The Limpopo girdled lizard (Cordylus jonesii), also known commonly as Jones's armadillo lizard and Jones's girdled lizard, is a species of lizard in the family Cordylidae. The species is indigenous to Southern Africa.

==Etymology==
The specific name, jonesii, is in honor of a "Mr. C. R. Jones" who collected the holotype. The common name, Limpopo girdled lizard, refers to the type locality, which is the Murchison Range in Limpopo.

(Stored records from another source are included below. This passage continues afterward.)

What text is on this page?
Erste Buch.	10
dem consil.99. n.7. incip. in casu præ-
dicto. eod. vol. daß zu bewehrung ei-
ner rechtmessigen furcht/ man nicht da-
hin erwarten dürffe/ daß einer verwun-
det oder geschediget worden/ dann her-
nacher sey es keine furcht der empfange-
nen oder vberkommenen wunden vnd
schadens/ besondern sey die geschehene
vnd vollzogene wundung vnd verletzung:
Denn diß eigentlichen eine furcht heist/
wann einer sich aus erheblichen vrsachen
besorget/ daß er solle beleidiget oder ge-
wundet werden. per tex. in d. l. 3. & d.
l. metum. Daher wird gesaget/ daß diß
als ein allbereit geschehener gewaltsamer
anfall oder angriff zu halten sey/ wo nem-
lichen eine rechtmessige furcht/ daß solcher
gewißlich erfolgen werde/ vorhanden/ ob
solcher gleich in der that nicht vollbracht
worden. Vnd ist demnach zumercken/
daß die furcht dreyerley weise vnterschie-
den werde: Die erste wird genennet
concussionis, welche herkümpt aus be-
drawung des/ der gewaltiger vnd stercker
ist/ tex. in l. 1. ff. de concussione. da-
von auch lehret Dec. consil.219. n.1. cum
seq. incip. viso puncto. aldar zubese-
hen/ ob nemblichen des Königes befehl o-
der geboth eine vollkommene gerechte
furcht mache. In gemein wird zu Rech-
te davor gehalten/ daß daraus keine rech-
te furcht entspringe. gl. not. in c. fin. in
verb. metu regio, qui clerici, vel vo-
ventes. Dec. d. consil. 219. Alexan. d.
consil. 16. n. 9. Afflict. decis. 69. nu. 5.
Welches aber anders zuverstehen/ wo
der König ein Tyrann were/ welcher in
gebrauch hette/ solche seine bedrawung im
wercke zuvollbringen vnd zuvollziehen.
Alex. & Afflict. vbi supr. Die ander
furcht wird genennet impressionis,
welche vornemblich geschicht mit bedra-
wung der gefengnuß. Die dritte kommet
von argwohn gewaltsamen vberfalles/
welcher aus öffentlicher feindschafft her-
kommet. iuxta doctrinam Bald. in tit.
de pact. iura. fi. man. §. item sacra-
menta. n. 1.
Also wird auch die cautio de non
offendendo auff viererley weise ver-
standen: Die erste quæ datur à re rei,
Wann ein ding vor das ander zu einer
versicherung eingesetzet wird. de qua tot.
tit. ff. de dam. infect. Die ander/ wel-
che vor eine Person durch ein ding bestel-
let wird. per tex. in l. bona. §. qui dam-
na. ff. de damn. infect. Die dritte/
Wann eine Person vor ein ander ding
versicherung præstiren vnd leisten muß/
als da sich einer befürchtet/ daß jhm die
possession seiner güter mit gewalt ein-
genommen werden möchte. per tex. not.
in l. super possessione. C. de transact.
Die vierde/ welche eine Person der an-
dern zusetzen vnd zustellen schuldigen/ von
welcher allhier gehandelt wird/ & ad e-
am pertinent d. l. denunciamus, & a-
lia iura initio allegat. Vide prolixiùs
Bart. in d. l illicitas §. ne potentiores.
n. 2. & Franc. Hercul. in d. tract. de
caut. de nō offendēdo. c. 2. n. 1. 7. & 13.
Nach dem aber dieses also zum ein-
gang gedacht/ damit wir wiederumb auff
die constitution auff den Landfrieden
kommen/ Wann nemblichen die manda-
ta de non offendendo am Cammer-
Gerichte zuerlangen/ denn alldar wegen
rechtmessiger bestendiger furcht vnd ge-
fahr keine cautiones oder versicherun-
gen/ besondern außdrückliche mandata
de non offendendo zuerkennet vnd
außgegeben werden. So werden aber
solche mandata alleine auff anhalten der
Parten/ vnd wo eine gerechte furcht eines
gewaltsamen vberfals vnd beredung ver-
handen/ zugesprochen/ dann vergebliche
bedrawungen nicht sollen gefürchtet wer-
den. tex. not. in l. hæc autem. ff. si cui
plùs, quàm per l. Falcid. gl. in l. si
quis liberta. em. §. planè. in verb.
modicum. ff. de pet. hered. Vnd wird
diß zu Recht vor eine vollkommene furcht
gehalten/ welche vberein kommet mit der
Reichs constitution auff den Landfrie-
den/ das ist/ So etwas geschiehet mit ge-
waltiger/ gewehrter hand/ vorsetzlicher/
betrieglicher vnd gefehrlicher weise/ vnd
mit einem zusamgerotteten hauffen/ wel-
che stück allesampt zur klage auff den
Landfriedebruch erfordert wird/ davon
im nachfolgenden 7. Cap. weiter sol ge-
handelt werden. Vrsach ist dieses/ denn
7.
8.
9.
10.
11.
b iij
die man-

==Geographic distribution==
Cordylus jonesii is found on both sides of South Africa's border with Botswana, Zimbabwe, and Mozambique.

==Habitat and behavior==
The Limpopo girdled lizard is arboreal and inhabits dry forests, especially mopane woodland, where it hides under loose bark and in hollow tree limbs.

==Diet==
Cordylus jonesii preys upon winged termites, ants, and moths.

==Reproduction==
Cordylus jonesii is ovoviviparous. Litter size is usually two young, but may be as many as four.

==Description==
The dorsal pattern of Cordylus jonesii varies from red to brown to gray, with dark spots or lines. On some individuals, the lines fuse into a black-bordered white stripe along the midline of the back. The Limpopo girdled lizard has a distinct dark dorsolateral stripe running from the head to the hips. The belly, throat, and lips are cream to yellow. The tail is very spiny and about 45% the total length of the animal. Adults usually have a snout-to-vent length (SVL) of 6.0–7.5 cm.

==Taxonomy==
The Limpopo girdled lizard is sometimes classified as a subspecies of the tropical girdled lizard (Cordylus tropidosternum). When both species are held together, the Limpopo girdled lizard has a noticeably shorter snout. In C. jonesii the nostril pierces the center of the nasal scale (the lower posterior corner of the nasal in C. tropidosternum). All of the ventral scales on the throat and belly of C. jonesii are smooth instead of keeled. C. jonesii is exported from Mozambique for the pet trade, where it is often mislabeled as Cordylus vittifer.